I had earned an art degree, but I double majored with an additional degree in Political Science. This major required I study philosophy and political thought. After I graduated and left my island of idealism, I soon realized the "real" world did not reflect too much of what I studied. I traveled to 11 countries in my early twenties and explored cultural differences and revelled in the diversity of cultures and tradition. Stuart Rugg and I were taking 4-12 hour car trips following the greats like Ansel Adams and photographing some of the most majestic landscapes the great western United States had to offer. I made over 46 photo adventures in four years traveling to Alaska, Wyoming Utah, Arizona, New Mexico, Washington, and California. It was on these trips that I learned how to use my camera.
During these long drives Dr. Rugg and I would have many philosophical indulgences. When I was traveling alone in Europe, I would reflect on these conversations and the "character" of the man whose perspective I was privileged to spend time with. I was trying to break down the principles that made up this man's essence.
I broke it down to 5 core principles: Honor, Integrity, Morality, Discipline, and Dedication. Stuart would always talk about honor and integrity, and the influence his Grandmother had in his life. His Grandmother instilled in him principles that she felt every young man should live by. His innately pure heart and her guidance forged an exceptional man. Stuart Rugg is the only person I have admired for his principles; the only other people I have found worthy of modeling (bias obvious)... my father for his heart, my mother for her discipline and my pastor for his call-to-action.

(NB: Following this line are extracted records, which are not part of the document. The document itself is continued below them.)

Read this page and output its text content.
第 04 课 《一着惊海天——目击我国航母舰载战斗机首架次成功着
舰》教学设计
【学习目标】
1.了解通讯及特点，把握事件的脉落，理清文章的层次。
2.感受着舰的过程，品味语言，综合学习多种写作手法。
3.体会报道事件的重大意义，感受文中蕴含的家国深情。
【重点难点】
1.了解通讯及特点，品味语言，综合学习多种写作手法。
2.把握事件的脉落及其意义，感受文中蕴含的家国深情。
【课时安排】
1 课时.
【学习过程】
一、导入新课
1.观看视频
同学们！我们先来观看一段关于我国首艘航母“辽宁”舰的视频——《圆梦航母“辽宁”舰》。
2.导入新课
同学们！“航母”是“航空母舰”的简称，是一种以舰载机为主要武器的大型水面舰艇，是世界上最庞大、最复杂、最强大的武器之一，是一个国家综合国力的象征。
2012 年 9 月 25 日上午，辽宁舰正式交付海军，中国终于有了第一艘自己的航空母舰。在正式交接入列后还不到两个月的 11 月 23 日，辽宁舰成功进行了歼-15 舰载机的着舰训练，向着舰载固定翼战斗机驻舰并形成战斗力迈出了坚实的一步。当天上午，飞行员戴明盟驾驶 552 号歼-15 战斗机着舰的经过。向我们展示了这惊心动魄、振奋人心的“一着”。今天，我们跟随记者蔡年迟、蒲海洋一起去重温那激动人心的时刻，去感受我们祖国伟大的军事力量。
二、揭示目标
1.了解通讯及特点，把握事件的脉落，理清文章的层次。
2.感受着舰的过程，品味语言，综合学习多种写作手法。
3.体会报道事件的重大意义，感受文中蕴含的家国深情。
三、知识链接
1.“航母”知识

But if you are going to try to make a difference in the world, the "least" you can do is regulate your own impact in the world. I am a man who looks for inspiration and strives to always better myself. I live life with passion and purpose in every aspect. I live by the principles of honor, integrity morality, and discipline. I believe in leading by example and standing up against unprincipled behavior. I currently run the community outreach called Liberty City -SoHo; we work with Rescue Missions, Homeless Youth, Tenement Housing, and needs of the Lower Manhattan community. 2015 marks the year I launch my own non-profit called, One Day Today. It has several missions, long term and short term. We are currently supporting organizations in their incubation to manifest dreams of bringing about change for the betterment of community. We are currently building a jobs site for graduates of the New York City's homeless shelters who are ready to get back on their feet and looking for opportunity and dignity.
I believe that many people look to define themselves by "what you do" for monetary gain as the standard barrier of self worth. It seems then that pride issues inherently form from the struggle of validation and perceived acceptance and reverence as reflected in the market place. I am a bit more of a humanist.
I would like to think it is a far better philosophy to look to what you do with your heart that "defines" you as a person. I feel "simple" selfless good will bears more fruit and will have more life impacting change then any grand gesture of ego and self-achievement.
To sum up my perspective in a sentence: I am a ordinary person striving to do extraordinary things by attempting to live every moment, every effort, every cause with passion and purpose.